Roy Sommerhof, vice president of stadium operations for the Ravens, said Monday that the team and the stadium authority are in talks with several European soccer clubs about future dates, and the goal is to bring the highest level club soccer to M&T Bank Stadium for at least the next three summers.
In 2009, M&T Bank Stadium hosted a sold-out match between AC Milan and Chelsea as part of the World Football Challenge. This year, the Ravens are acting as the promoter for the match between City and Inter, and plan to continue that role in the future.
"What we've heard from those in the soccer world is that the first match put Baltimore on the soccer map internationally," Sommerhof said. "Now there are teams, like Manchester City, that heard about that game and really want to play in Baltimore. We're actually getting calls from people that are interested in coming to play here. Getting calls out of the blue like that is a pretty good thing for us."

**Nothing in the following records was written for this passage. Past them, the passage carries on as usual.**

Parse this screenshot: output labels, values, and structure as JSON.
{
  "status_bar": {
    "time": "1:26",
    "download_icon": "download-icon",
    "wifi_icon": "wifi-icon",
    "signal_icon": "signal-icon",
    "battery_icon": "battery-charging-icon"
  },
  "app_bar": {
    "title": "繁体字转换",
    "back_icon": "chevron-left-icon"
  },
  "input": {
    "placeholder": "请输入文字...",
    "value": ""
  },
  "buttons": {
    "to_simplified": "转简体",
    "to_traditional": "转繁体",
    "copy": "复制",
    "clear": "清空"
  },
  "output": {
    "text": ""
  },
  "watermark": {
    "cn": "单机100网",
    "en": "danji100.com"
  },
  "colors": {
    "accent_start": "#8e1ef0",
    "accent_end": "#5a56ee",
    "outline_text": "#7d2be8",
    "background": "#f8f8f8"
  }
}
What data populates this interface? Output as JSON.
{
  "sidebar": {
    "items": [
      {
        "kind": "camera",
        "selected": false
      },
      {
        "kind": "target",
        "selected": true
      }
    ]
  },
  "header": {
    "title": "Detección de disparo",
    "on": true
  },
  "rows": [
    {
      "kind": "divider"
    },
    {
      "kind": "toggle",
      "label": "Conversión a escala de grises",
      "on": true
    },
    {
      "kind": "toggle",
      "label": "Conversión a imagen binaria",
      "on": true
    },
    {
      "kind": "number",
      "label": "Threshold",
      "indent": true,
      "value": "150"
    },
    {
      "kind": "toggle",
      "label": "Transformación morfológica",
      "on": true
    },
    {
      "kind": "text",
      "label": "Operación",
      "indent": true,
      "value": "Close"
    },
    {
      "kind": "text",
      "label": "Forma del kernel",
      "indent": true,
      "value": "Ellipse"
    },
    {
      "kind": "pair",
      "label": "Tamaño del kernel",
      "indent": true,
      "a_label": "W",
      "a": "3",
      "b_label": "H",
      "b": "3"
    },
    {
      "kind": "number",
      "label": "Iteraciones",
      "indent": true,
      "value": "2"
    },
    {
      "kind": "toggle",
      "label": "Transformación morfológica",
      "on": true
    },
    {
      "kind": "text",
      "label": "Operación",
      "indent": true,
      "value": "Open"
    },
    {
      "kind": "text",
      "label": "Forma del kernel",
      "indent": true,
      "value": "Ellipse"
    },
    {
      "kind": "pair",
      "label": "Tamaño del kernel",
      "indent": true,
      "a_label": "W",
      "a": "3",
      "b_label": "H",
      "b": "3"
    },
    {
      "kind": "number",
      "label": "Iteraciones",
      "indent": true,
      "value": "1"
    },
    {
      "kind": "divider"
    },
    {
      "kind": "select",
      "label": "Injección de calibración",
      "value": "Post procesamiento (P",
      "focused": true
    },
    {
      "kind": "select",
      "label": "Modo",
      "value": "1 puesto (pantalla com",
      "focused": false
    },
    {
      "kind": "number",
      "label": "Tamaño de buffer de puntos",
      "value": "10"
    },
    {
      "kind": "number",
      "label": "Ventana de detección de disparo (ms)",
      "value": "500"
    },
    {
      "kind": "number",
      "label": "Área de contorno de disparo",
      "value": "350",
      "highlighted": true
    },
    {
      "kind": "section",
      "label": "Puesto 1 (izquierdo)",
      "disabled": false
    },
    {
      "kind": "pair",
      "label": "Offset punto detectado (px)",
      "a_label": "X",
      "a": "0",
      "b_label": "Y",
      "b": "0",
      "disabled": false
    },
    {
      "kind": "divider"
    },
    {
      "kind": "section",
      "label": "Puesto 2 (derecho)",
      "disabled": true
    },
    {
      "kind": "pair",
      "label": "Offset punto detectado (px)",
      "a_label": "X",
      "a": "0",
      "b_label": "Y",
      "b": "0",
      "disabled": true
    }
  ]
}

The friendly between AC Milan and Chelsea, according to official estimates, augmented local business revenues by approximately $20 million and generated over $1.5 million in combined state and local taxes. That made it a virtual lock that the Ravens and the stadium authority would look to make it happen again.
"We have a big, big soccer community in this region," Sommerhof said. "I think what happened was you saw there was a lot of pent up demand for something like this."
One of the long-term goals on everyone's wish list is for M&T Bank Stadium to be selected as one of the sites for World Cup matches if the United States is the host country in either 2018 or 2022. That could bring an additional $100 million of revenue to the region, according to some estimates by the stadium authority.
"This is a tremendous opportunity for the State of Maryland, the City of Baltimore and M&T Bank Stadium to showcase its commitment to the soccer community regionally, nationally and internationally," said Terry Hasseltine, director of the Maryland Office of Sports Marketing. "Games of this nature enhance our presence in the global sports marketplace and add instant credibility for being a premier destination for sports."
The Ravens have been gradually branching out in recent years attempting to find new ways to generate additional revenue for the franchise, especially in a down economy. M&T Bank Stadium has hosted the NCAA men's lacrosse championship three times and will host the championship for a fourth time this week. (It's also the site of the final four in 2011.) It has been the host for college football games involving Navy and Maryland, and for a handful of musical acts.
Sommerhof said the Ravens would like to have more musical acts play M&T Bank Stadium, but the limited number of touring artists who can fill a stadium these days has made it difficult. Ravens president Dick Cass told The Sun last year that he considered scheduling a U2 concert at M&T Bank Stadium, but that it would have required the Ravens play too many games on the road early in the season, so he passed on the opportunity.
"In order for a stadium show to be successful, it has to be a blockbuster show," Sommerhof said. "There just aren't many acts out there capable of that. I don't see it happening in 2010, but we'll continue to work on something for 2011."